Read our Autonmous FinOps for Kubernetes datasheet for more information and insights.

Apache Spark vs Kubernetes? Or both? The past few years have seen a dramatic increase in companies using Spark on Kubernetes (K8s). This isn’t surprising, considering the benefits that K8s brings to the table. According to our recent survey, 77% of enterprises are adopting Kubernetes technology to improve their utilization resources and cut down cloud expenses.

The number of companies that deploy Spark on Kubernetes is growing, fueled by widespread migration to the cloud. However, companies should know that running Spark on Kubernetes this way has its downsides. Enterprises that run Spark with Kubernetes must be ready to address the challenges that come with this solution. Above all, they need to have observability into their infrastructure and easily optimize multiple aspects of its performance.

What is Spark on Kubernetes?

Spark is an open-source analytics engine designed to process large volumes of data. It gives users a unified interface for programming whole clusters using data parallelism and fault tolerance. Kubernetes is an open-source container-orchestration platform that automates computer application deployment, scaling, and management.

Think of Apache Spark on Kubernetes as this: Spark provides the computing framework, while Kubernetes manages the cluster. Kubernetes provides users with a sort of operating system for managing multiple clusters. As a result, this technology delivers superior cluster use and allocation flexibility, which translates to massive cost savings.

graphic

Should You Run Spark on K8s?

There’s no Spark vs Kubernetes debate. We recommend enterprises to deploy Spark on Kubernetes because it’s the more logical and practical approach compared to running Spark on YARN. For one, Spark K8s environments don’t have YARN’s limitations. YARN’s clusters are complex and consume more compute resources than are needed for a job. Plus, users need to create and tear down clusters for every job in YARN. Not only does this setup waste a lot of resources, which translates to more costs, but it also results in inefficient task management.

On the other hand, Kubernetes has exploded in the big data scene and touched almost every enterprise technology, including Spark. With its growing prevalence and ubiquity, as well as the rapid expansion of its user community, Kubernetes is set to replace YARN as the world’s main big data processing engine.

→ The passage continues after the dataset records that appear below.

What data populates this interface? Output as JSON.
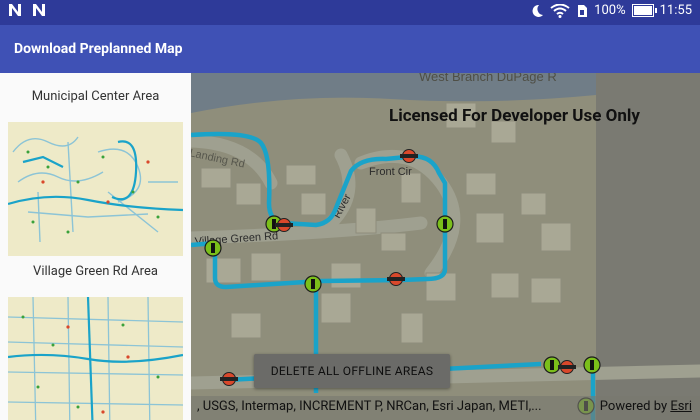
{
  "status_bar": {
    "left_icons": [
      "n-notification-icon",
      "n-notification-icon"
    ],
    "right_icons": [
      "do-not-disturb-moon-icon",
      "wifi-icon",
      "sim-no-signal-icon"
    ],
    "battery_percent": "100%",
    "battery_level": 1.0,
    "time": "11:55"
  },
  "app_bar": {
    "title": "Download Preplanned Map"
  },
  "sidebar": {
    "areas": [
      {
        "label": "Municipal Center Area"
      },
      {
        "label": "Village Green Rd Area"
      },
      {
        "label": ""
      }
    ]
  },
  "map": {
    "watermark": "Licensed For Developer Use Only",
    "street_labels": [
      "West Branch DuPage R",
      "Landing Rd",
      "Front Cir",
      "River",
      "Village Green Rd"
    ],
    "delete_button": "DELETE ALL OFFLINE AREAS",
    "attribution": ", USGS, Intermap, INCREMENT P, NRCan, Esri Japan, METI,...",
    "powered_by_prefix": "Powered by ",
    "powered_by_link": "Esri"
  },
  "colors": {
    "status_bar": "#2e3a99",
    "app_bar": "#3f51b5",
    "pipeline": "#1aa3c9",
    "valve_green": "#7bbf1a",
    "hydrant_red": "#d9482b"
  }
}
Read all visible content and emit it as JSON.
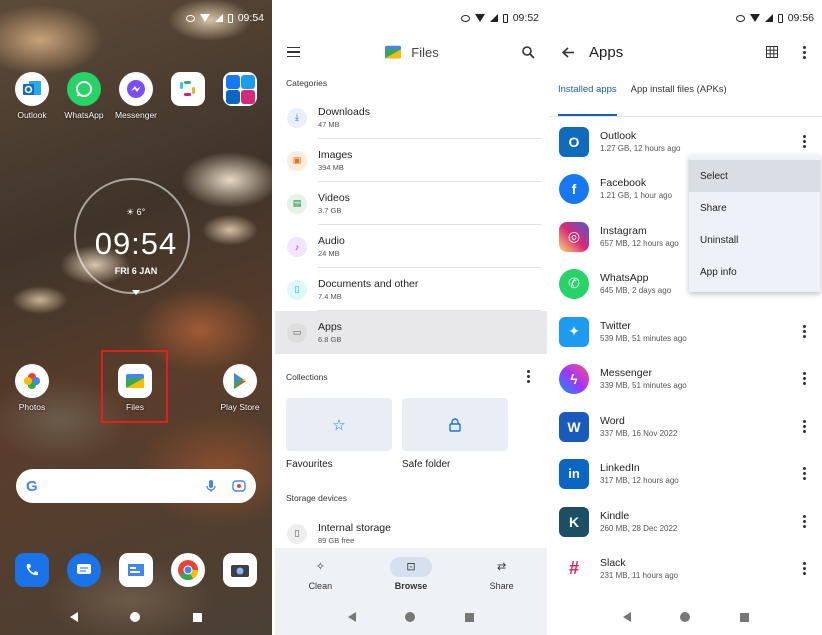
{
  "home": {
    "status_time": "09:54",
    "apps_top": [
      {
        "label": "Outlook",
        "name": "outlook"
      },
      {
        "label": "WhatsApp",
        "name": "whatsapp"
      },
      {
        "label": "Messenger",
        "name": "messenger"
      },
      {
        "label": "",
        "name": "slack-folder"
      },
      {
        "label": "",
        "name": "social-folder"
      }
    ],
    "clock": {
      "time": "09:54",
      "date": "FRI 6 JAN",
      "weather": "6°"
    },
    "apps_mid": [
      {
        "label": "Photos",
        "name": "photos"
      },
      {
        "label": "Files",
        "name": "files"
      },
      {
        "label": "Play Store",
        "name": "play-store"
      }
    ]
  },
  "files": {
    "status_time": "09:52",
    "title": "Files",
    "categories_header": "Categories",
    "categories": [
      {
        "name": "Downloads",
        "sub": "47 MB",
        "icon": "download-icon",
        "color": "#1a73e8"
      },
      {
        "name": "Images",
        "sub": "394 MB",
        "icon": "image-icon",
        "color": "#e8710a"
      },
      {
        "name": "Videos",
        "sub": "3.7 GB",
        "icon": "video-icon",
        "color": "#188038"
      },
      {
        "name": "Audio",
        "sub": "24 MB",
        "icon": "audio-icon",
        "color": "#9334e6"
      },
      {
        "name": "Documents and other",
        "sub": "7.4 MB",
        "icon": "document-icon",
        "color": "#12b5cb"
      },
      {
        "name": "Apps",
        "sub": "6.8 GB",
        "icon": "apps-icon",
        "color": "#555555"
      }
    ],
    "collections_header": "Collections",
    "collections": [
      {
        "label": "Favourites",
        "icon": "star-icon"
      },
      {
        "label": "Safe folder",
        "icon": "lock-icon"
      }
    ],
    "storage_header": "Storage devices",
    "storage": {
      "name": "Internal storage",
      "sub": "89 GB free"
    },
    "tabs": [
      {
        "label": "Clean",
        "icon": "sparkle-icon"
      },
      {
        "label": "Browse",
        "icon": "browse-icon"
      },
      {
        "label": "Share",
        "icon": "share-arrows-icon"
      }
    ]
  },
  "apps": {
    "status_time": "09:56",
    "title": "Apps",
    "tabs": [
      "Installed apps",
      "App install files (APKs)"
    ],
    "list": [
      {
        "name": "Outlook",
        "sub": "1.27 GB, 12 hours ago",
        "color": "#0f6cbd",
        "glyph": "O"
      },
      {
        "name": "Facebook",
        "sub": "1.21 GB, 1 hour ago",
        "color": "#1877f2",
        "glyph": "f"
      },
      {
        "name": "Instagram",
        "sub": "657 MB, 12 hours ago",
        "color": "#d62976",
        "glyph": "◎"
      },
      {
        "name": "WhatsApp",
        "sub": "645 MB, 2 days ago",
        "color": "#25d366",
        "glyph": "✆"
      },
      {
        "name": "Twitter",
        "sub": "539 MB, 51 minutes ago",
        "color": "#1d9bf0",
        "glyph": "✦"
      },
      {
        "name": "Messenger",
        "sub": "339 MB, 51 minutes ago",
        "color": "#a334fa",
        "glyph": "ϟ"
      },
      {
        "name": "Word",
        "sub": "337 MB, 16 Nov 2022",
        "color": "#185abd",
        "glyph": "W"
      },
      {
        "name": "LinkedIn",
        "sub": "317 MB, 12 hours ago",
        "color": "#0a66c2",
        "glyph": "in"
      },
      {
        "name": "Kindle",
        "sub": "260 MB, 28 Dec 2022",
        "color": "#1c4f63",
        "glyph": "K"
      },
      {
        "name": "Slack",
        "sub": "231 MB, 11 hours ago",
        "color": "#ffffff",
        "glyph": "#"
      }
    ],
    "menu": [
      "Select",
      "Share",
      "Uninstall",
      "App info"
    ]
  }
}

Spark on Kubernetes vs. YARN

Is there merit to a Spark vs Kubernetes argument? Recent trends suggest we are heading in that direction.

Various Spark users are pointing out the advantages of running Spark jobs on Kubernetes over YARN. For one, it’s not difficult to deploy Spark applications into an organization’s existing Kubernetes infrastructure. This results in the fast and seamless alignment of the efforts and goals across multiple software delivery teams.

Second, the most recent Spark version (3.2) has resolved previous performance and reliability issues with Kubernetes. Using Kubernetes to manage Spark jobs leads to better performance and cost savings, surpassing what YARN delivers. Multiple test runs conducted by Amazon revealed a 5% time saving when using Kubernetes instead of YARN.

Other benefits of running Spark on K8s are now emerging. But the biggest reason why enterprises should adopt Kubernetes? Enterprises and cloud vendors have expressed support for the framework via the CNCF (Cloud Native Computing Foundation). Spark on Kubernetes is simply the future of big data analytics.

Does Spark Run on Kubernetes?

Yes. When you run Spark on Kubernetes, Spark generates a Spark driver running internally in a Kubernetes pod. The driver then creates executors, which operate within Kubernetes pods, connect to them, and implement the application code.

Once the application is completed, the executor pods terminate. These are then cleaned up, but the driver pod continues to log and persist in a “completed” state in the Kubernetes API. It remains that way until it’s eventually garbage that’s either collected or manually cleaned up.

Efficient Resource Utilization

Businesses are embracing a Spark Kubernetes set-up to improve the utilization of their cloud resources. Spark Kubernetes dynamic allocation of resources helps streamline cloud processes and shorten deployment time. According to our survey, nearly 30% of enterprises moved to Kubernetes to achieve efficient resource utilization. On top of that, over 17% of respondents said they adopted Kubernetes Spark, intending to accelerate their application deployment cycles.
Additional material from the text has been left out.